Пиннеберг узнает об Овечке кое-что новое и принимает серьезное решение

Сейчас пять минут пятого. Пиннеберг только что проверил. Белокурый молодой человек приятной наружности, он стоит перед домом номер 24 по Ротенбаумштрассе и ждет.

Итак, уже пять минут пятого, а Пиннеберг договорился встретиться с Овечкой без четверти четыре. Он засовывает часы обратно в карман и только сейчас бросает взгляд на табличку, висящую на двери дома номер 24 по Ротенбаумштрассе. Надпись гласит:

«Доктор Сезам.

Женские болезни.

Прием с 9 до 12 и с 4 до 6».

«Ну вот! Уже пять минут пятого. Только закурю, как Овечка, конечно, сразу появится из-за угла. Нет уж. Сэкономлю на сигарете. И без того сегодня опять придется потратиться».

Пиннеберг отводит взгляд от таблички. Ротенбаумштрассе застроена только с одной стороны, а с другой — за проезжей частью, за деревьями, за набережной — течет Штрела. Здесь она уже довольно широкая — скоро впадет в Балтийское море. Дует свежий ветерок, кусты покачивают веточками, тихонько шелестят деревья.

«Живут же люди, — думает Пиннеберг. — У этого Сезама наверняка комнат семь. Зашибает, поди, бешеные деньги. Сколько же он платит за жилье… Двести марок? Триста? Да кто его знает! Десять минут пятого!»

Пиннеберг лезет в карман, достает из портсигара сигарету и закуривает.

Из-за угла выпархивает Овечка: белая юбка в складочку, чесучовая блузка, шляпки нет, белокурые волосы растрепаны.

— Привет, милый. Раньше не смогла вырваться. Бурмейстерша сегодня очень сильно чудила. Сердишься?

— Ни капли. Вот только мы теперь просидим там целую вечность. Пока я жду, уже человек тридцать зашло, не меньше.

— Ну они же не все к врачу. И потом, мы ведь по записи.

— Видишь, как правильно мы сделали, что записались!

— Конечно, правильно. Ты всегда прав, милый! — На лестнице она сжимает ладонями его лицо и порывисто целует. — О господи, как же я рада, что ты снова со мной, милый. Подумать только — почти четырнадцать дней!

— Да, Овечка, — отвечает он. — Мне сразу расхотелось сердиться.

Дверь распахивается. Из полутемного холла на них гаркает белый призрак:

— Страховка!

— Да вы нас хоть впустите, — говорит Пиннеберг и подталкивает Овечку вперед. — И вообще, мы частным образом. По записи. Моя фамилия Пиннеберг.

При словах «частным образом» призрак поднимает руку и включает в холле свет.

— Господин доктор сейчас подойдет. Минутку, будьте добры. Пожалуйста, проходите туда.

Они идут к какой-то двери, минуя другую, полуоткрытую. За ней, по-видимому, общая приемная, где сидят те тридцать человек, которые зашли на глазах у Пиннеберга. Все видят их с Овечкой, и поднимается ропот:

— Да что же это такое!

— Мы раньше пришли!

— Зачем мы вообще платим страховые взносы?

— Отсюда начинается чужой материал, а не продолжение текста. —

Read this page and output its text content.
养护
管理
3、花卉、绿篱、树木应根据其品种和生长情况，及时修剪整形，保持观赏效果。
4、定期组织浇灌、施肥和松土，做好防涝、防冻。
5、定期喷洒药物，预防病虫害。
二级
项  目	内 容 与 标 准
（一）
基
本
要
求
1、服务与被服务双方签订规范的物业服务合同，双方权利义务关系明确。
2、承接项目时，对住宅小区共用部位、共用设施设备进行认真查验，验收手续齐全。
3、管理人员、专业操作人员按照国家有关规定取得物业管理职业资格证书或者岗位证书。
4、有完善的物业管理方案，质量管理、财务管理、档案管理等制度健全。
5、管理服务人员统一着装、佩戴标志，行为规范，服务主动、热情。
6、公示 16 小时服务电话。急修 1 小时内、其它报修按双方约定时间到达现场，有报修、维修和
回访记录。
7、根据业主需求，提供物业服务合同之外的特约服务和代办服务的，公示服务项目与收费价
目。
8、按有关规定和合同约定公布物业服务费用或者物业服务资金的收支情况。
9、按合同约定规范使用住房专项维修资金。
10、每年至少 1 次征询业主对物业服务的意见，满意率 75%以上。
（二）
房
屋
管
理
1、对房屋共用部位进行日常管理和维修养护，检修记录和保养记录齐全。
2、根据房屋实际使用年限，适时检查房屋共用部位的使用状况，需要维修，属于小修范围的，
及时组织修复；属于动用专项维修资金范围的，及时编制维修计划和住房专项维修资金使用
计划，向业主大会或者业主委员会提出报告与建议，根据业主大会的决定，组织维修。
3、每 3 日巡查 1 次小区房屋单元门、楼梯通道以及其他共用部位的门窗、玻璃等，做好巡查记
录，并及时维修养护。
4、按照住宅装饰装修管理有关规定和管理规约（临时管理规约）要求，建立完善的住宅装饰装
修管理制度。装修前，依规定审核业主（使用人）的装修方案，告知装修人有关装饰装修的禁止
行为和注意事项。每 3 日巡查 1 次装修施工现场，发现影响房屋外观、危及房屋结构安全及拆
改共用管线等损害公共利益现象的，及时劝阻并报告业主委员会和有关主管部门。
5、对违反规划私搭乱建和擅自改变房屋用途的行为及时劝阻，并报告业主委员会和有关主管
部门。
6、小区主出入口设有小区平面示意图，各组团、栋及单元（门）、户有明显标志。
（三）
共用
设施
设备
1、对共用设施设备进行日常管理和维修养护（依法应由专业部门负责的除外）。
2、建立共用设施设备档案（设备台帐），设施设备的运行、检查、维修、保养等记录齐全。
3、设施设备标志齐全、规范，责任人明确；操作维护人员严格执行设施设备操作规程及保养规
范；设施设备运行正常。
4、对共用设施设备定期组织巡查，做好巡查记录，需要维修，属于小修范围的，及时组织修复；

— И побольше, чем этакие франты!

На пороге появляется медсестра.

— Тише, пожалуйста! Вы мешаете господину доктору! Вы все не так поняли. Это зять господина доктора с женой. Так ведь?

Пиннеберг польщенно улыбается, Овечка устремляется к нужной двери. На мгновение воцаряется тишина.

— Живей, живей! — шепчет медсестра, подталкивая Пиннеберга. — Какие же наглые пациенты приходят по страховке! Возомнили о себе невесть что — и это за гроши, которые платит больничная касса…

Дверь захлопывается, Овечка и ее милый оказываются среди красного плюша.

— Тут он, видимо, принимает частных пациентов, — замечает Пиннеберг. — Как тебе? По-моему, ужасно старомодно.

— Все это так гадко, — отзывается Овечка. — Мы ведь тоже обычно ходим к врачам по страховке. Вот так и узнаешь, что говорят у нас за спиной.

— Ну что ты переживаешь? — увещевает он. — Так устроен мир. Мы маленькие люди, с нами не церемонятся…

— Да как тут не переживать…

Дверь открывается, появляется другая медсестра.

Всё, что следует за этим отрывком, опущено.